Calciferole halten den Stoffwechsel von Calcium und Phosphat aufrecht – die Zielorgane sind vor allem Knochen und die Niere. Bei starkem Mangel von Vitamin D kann es deshalb bei Störungen im Aufbau von Knochen (bei Kindern!) oder sogar zum Abbau und zu Verformungen der Knochen kommen.

Außerdem erhöht sich bei einer Unterversorgung das Risiko für viele Krankheiten, zum Beispiel für Autoimmunerkrankungen wie MS, für Bluthochdruck, Osteoporose und Demenz. Außerdem kann Vitamin D vorbeugend gegen verschiedene Krebsarten wirken, unter anderem Dickdarmkrebs, Brustkrebs und Leukämie. Wer bereits an einer der Krankheiten leidet, hat einen erhöhten Bedarf an Vitamin D.

Welche Lebensmittel enthalten Vitamin D?

Wir haben schon gelernt (oder wissen es längst): Vitamin D hat mit der Sonne zu tun. Ein großer Teil wird nicht durch Lebensmittel aufgenommen, sondern im Körper selbst hergestellt – durch Vorstufen von Vitamin D, die wir durchs Sonnenlicht durch die Haut aufnehmen.

Aber Calciferole kommen auch in Lebensmitteln vor: In Fisch, Butter, Eier, Eiern, Käse und Leber – unter den pflanzlichen Nahrungsmitteln vor allem in Pilzen und Avocado. Wichtig dabei: Vitamin D zählt zu den fettlöslichen Vitaminen, bei einem 0,1%-Käse geht also auch der Vitamin-D-Gehalt gegen Null.
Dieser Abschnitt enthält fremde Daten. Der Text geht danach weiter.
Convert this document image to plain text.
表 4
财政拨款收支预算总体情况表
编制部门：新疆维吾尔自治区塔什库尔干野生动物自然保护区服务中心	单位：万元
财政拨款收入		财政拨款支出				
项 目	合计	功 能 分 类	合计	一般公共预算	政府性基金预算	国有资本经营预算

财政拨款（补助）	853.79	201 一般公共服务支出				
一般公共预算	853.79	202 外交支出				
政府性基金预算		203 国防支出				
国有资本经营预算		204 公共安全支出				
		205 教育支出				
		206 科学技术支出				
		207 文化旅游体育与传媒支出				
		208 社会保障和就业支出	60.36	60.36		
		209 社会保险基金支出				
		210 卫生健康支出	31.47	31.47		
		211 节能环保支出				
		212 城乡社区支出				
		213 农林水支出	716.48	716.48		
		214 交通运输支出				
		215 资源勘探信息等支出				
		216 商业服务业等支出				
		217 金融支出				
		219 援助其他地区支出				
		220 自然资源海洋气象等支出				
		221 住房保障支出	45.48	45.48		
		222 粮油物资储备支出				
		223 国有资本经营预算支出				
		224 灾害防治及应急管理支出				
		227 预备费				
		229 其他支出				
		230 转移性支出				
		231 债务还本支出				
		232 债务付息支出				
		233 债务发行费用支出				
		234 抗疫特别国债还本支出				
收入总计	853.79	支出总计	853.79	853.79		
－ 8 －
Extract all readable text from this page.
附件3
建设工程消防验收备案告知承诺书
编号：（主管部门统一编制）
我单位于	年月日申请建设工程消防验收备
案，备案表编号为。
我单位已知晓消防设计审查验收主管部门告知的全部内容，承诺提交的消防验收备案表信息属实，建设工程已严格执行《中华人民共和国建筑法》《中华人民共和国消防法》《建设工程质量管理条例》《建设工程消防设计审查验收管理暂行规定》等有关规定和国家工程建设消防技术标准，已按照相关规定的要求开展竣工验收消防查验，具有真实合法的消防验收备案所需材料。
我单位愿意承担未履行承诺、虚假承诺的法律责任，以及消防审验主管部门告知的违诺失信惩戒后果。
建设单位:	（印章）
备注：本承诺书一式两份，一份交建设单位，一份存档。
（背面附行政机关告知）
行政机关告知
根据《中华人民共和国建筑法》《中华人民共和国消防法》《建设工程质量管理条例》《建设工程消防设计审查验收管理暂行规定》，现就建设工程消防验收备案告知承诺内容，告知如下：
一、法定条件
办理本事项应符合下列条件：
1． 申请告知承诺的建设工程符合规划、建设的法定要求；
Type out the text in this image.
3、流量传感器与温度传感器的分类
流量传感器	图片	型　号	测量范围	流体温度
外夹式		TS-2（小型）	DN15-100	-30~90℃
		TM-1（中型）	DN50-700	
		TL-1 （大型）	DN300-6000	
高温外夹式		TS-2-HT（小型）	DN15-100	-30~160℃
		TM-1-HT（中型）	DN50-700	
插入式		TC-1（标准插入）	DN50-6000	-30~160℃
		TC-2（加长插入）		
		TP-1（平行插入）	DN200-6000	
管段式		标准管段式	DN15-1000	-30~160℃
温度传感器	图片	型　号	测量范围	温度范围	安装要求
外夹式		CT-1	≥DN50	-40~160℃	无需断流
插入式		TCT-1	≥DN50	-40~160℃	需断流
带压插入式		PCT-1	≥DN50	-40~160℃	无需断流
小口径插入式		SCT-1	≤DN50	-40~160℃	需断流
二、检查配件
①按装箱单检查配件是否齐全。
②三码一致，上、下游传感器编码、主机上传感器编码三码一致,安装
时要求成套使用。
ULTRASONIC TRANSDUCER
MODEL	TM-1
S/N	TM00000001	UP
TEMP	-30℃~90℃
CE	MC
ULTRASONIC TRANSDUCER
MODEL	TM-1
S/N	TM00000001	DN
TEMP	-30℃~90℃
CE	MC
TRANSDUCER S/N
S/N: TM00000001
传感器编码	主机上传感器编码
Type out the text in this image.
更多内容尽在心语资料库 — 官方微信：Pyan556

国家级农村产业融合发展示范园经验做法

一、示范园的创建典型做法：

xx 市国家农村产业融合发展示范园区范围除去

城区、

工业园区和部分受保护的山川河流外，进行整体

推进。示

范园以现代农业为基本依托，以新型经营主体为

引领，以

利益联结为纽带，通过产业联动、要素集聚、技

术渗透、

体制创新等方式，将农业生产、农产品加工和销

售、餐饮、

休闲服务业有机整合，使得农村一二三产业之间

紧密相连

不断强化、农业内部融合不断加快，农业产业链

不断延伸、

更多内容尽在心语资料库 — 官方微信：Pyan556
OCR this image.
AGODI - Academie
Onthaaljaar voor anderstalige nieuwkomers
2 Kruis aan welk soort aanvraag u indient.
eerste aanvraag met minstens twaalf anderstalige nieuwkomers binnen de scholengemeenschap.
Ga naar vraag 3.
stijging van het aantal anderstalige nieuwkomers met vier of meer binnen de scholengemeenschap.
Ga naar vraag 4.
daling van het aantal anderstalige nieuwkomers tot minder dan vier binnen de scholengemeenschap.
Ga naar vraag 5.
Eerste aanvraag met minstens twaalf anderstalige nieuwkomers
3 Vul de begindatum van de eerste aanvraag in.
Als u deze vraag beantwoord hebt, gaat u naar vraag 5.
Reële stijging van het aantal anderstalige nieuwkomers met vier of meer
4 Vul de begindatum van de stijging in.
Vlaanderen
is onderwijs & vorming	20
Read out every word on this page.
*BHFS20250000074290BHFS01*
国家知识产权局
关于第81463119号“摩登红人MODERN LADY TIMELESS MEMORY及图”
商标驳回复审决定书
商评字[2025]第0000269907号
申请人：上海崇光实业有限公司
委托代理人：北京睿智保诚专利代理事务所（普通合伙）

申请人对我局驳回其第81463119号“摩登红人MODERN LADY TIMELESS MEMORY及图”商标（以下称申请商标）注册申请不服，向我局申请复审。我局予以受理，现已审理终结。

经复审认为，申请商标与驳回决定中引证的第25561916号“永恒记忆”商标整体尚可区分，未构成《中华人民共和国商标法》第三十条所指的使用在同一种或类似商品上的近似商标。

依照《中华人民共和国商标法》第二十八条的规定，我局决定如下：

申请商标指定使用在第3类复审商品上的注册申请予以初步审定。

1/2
Den Tagesbedarf bekommen wir zum Beispiel durch 600 Gramm Pilze, 80 Gramm Bücklling oder Hering, einem Kilo Butter oder 20 Eiern. Am besten gehen wir also viel in die Sonne…

Was ist bei Vitamin D zu beachten? 

Der reale Bedarf an Vitamin D ist schwer festzustellen – aber: Schwangere und Stillende brauchen mehr als andere. Grundsätzlich gilt: Je mehr Sonne wir unserer Haut gönnen, desto mehr Vitamin D bekommen wir. Einen Mangel haben deshalb oft vollverschleierte Frauen, genau wie alte Menschen, die nicht mehr so oft raus gehen. Also: Ab an die Sonne und Jacke ausziehen!

Zu viel geht dabei eigentlich nicht: Man kann Vitamin D zwar auch überdosieren, aber nur durch gezielte Einnahme. Die Produktion durch Sonnenlicht wird vom Körper gezielt gesteuert und gedrosselt, wenn wir genug haben. Mal wieder ziemlich schlau.